Turbidity is a relative measurement determined by measuring how much light can pass through the water sample. The higher the turbidity, the less light will pass through the sample and the “cloudier” the water will appear. Higher turbidity levels are caused by solid particles suspended in the water that scatter light rather than allow it to be transmitted through the water. The physical characteristics of suspended particles can have an effect on overall turbidity. Larger sized particles can scatter light and concentrate it a forward direction, increasing turbidity by creating interference with light transmission through the water. Particle size can also affect the quality of light; larger particle sizes tend to scatter longer wavelengths of light more than shorter wavelengths, whereas smaller particles have more scattering effect on shorter wavelengths. Increased particle concentration can also lower light transmission when light comes into contact with an increased number of particles and travels a shorter distance in between the particles, causing multiple scatterings with each particle. Darker colored particles absorb more light, whereas light colored particles can increase light scattering, and both result in increased turbidity measurements. Overall Darker particulates will result in higher turbidity than lighter colored particulates due to the increased amount of light energy absorbed by the color. The collected unknown water sample is compared to a de-ionized (DI) water blank sample that represents a turbidity value of zero. A purchased standard turbidity reagent (<1% kaolin, <0.1% magnesium nitrate, <0.1% magnesium chloride, < 0.1% 2-methyl-4-isothiazolin-3-one, < 0.1% 5-chloro-2-methyl-4-isothiazolin-3-one) is added to the blank test column in predetermined measurements to increase cloudiness in known increments until the blank and unknown sample match in turbidity based on observation of a fixed point on the bottom of two test columns.
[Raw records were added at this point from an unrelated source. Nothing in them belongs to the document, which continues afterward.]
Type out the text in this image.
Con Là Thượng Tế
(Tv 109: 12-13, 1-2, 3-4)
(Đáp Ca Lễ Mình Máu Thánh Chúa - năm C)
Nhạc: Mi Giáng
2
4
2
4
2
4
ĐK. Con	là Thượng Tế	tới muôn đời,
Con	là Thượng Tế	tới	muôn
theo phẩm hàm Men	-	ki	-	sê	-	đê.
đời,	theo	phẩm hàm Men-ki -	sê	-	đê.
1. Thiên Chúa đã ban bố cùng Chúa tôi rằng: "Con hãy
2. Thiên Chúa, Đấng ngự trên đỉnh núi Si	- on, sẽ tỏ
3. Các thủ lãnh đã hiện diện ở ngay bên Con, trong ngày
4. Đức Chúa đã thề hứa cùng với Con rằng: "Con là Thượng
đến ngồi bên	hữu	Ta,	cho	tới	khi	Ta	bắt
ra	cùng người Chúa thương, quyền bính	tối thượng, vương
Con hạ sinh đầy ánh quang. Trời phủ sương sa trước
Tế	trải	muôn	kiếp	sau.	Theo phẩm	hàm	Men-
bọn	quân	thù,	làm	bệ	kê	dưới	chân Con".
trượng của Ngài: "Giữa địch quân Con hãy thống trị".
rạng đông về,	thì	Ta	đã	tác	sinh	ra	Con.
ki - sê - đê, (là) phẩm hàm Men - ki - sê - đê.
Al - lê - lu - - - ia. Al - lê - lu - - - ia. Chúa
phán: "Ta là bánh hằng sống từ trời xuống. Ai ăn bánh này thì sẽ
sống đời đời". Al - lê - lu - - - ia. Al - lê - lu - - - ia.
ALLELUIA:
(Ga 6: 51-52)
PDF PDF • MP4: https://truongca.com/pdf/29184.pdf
The amount of reagent required to achieve matching samples can then be converted with a table into Jackson Turbidity Units (JTUs), named after the original method of holding a long glass "Jackson" tube over a lit candle.

Total Solids is a direct measurement of the suspended solid material in the water sample. The mass of the solids is determined by using an oven to evaporate the water from the sample and isolate and weigh the solids.

The table below is used to convert amount of reagents into the turbidity units (JTU). (Table 1)
TURBIDITY
Excellent < 10 JTUs
Good 11 – 20 JTUs
Fair 21 – 90 JTUs
Poor > 90 JTUs

Total solids can be assessed using the Water Quality Monitoring Quantitative Analysis categories for total solids measurements.
TOTAL SOLIDS (mg/L)
Excellent <100
Good 101 – 250
Fair 251 – 400
Poor > 400

Table 1. Turbidity Test Results Table to convert number of drops (turbidity reagent) to turbidity units (JTU) and the Water Quality Monitoring Quantitative Analysis categories for turbidity.

Turbidity and total solids are important measurements of water quality because they are the most visible indicators of how “clean” a water-source is. High turbidity levels and total solids can indicate the presence of water pollutants that have an adverse effect on human, animal and plant life including bacteria, protozoa, nutrients (e.g. nitrates and phosphorus), pesticides, mercury, lead and other metals. Increased turbidity and total solids in surface water make water unpalatable for human use aesthetically and can also provide surfaces in the water for disease-causing microorganisms to grow harboring water-borne pathogens such as cryptosporidiosis, cholera and giardiasis. High amounts of suspended solids can also become be a problem to other species living in the water if particles become lodged into gills of oxygen-breathing animals in the water. Suspended particles can also disrupt light cycles and photosynthesis, altering the concentration of oxygen in the water and disturbing the aquatic system food web. Turbidity and total solids both increase at times when algal growth is high or when sediment is lifted up into the water during a storm. Both can also increase in response to human activity such as water pollution including industrial, agricultural, and residential runoff. Wastewater from sewage systems, urban runoff, and soil erosion from development can also contribute to high levels of turbidity and total solids. Easy to conduct at the site of water collection, these two simple measurements are broad indicators for a wide range of threats to water quality, all of which render surface water less useful for human purposes and also less able to support itself as an aquatic ecosystem.

Total solids are important to as use as a monitoring test for discharges from sewage treatment plants, industrial plants, or extensive crop irrigation. Areas where freshwater levels are low tend to have higher rates of evaporation and more vulnerable to higher concentrations of solids. Turbidity and total solids concentrations also tend to increase during rainfall events, especially in more highly developed areas with increased amounts of impervious surfaces and urban runoff.